En application de l'article L. 452-1 du code de la Sécurité sociale, l'employeur est tenu d'une obligation de résultat pour la sécurité de son salarié. Le manquement à cette obligation est lourdement sanctionné lorsque l'employeur a commis une faute qualifiée d'inexcusable, laquelle intervient si l'employeur avait ou aurait dû avoir conscience du danger auquel était exposé le salarié et s'il n'a pas pris les mesures nécessaires pour l'en préserver.

À retenir
 

  • En France, le « cancer du bitume » n'est pas recensé dans les maladies professionnelles.
  • Toutefois l'exposition du salarié à cette substance peut engager la responsabilité pour faute inexcusable de son employeur lorsqu'il est établi que la maladie a été causée par le travail habituel de la victime (art. L. 461-1 du code de la sécurité sociale), et que l'employeur avait, ou aurait dû avoir conscience, du danger auquel était exposé le salarié (L. 452-1 du code de la Sécurité sociale).

Dans cette hypothèse, la victime ou ses ayants droit se voient attribuer une rente majorée par rapport à celle normalement applicable en cas de maladie professionnelle.
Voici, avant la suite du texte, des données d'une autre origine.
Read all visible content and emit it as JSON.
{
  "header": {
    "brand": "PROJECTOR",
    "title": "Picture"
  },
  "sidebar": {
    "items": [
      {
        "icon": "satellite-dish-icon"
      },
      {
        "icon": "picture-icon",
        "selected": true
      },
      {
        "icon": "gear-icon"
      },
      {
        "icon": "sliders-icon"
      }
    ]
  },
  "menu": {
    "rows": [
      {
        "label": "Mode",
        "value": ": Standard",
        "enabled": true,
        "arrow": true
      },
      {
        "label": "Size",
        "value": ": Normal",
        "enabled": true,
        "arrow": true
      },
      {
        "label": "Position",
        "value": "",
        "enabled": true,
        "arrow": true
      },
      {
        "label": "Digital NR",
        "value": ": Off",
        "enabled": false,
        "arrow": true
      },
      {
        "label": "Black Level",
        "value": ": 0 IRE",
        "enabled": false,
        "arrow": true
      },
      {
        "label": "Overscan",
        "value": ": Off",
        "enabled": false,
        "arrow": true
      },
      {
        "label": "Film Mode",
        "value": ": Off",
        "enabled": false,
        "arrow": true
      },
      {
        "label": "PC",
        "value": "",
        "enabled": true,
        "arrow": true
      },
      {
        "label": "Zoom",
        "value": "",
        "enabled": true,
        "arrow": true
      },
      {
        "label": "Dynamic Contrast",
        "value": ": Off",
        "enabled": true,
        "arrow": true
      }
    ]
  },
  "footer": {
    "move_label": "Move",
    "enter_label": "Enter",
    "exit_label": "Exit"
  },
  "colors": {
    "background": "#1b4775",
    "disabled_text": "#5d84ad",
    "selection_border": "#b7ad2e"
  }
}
Une réparation complémentaire est également organisée, laquelle emporte, entre autres, indemnisation au titre des souffrances physiques et morales, des préjudices esthétiques et d'agrément, ou encore de la diminution des possibilités de promotion professionnelle et, pour les ayants droit de la victime, la réparation du préjudice moral qu'ils subissent personnellement du fait du décès.

Procédant encore à une analyse minutieuse des éléments de preuve qui étaient produits aux débats, la cour d'appel a retenu l'existence d'une faute inexcusable à la charge de la société Eurovia, aux motifs que :

- si le médecin du travail avait déclaré le salarié apte, à compter de 2002, il avait systématiquement précisé que la victime ne devait pas travailler en contact avec les enrobés ;

- la société, en transgressant l'interdiction du médecin du travail, avait nécessairement conscience du danger auquel elle exposait son salarié ;

- l'employeur n'avait fourni aucune mesure de protection particulière à son salarié, alors même que, dès 1984, les produits en cause avaient été désignés comme potentiellement dangereux par les fournisseurs ;

- il n'avait pas établi de document d'évaluation des risques, alors qu'il y était pourtant obligé par la loi.

La Cour a retenu que l'ensemble de ces manquements constituent « une faute inexcusable commise par l'employeur, qui avait ou aurait dû avoir conscience du danger auquel était exposé son salarié et n'a pas pris les mesures nécessaires pour l'en préserver ». Eurovia est condamné à verser 200 000 E à la famille de la victime.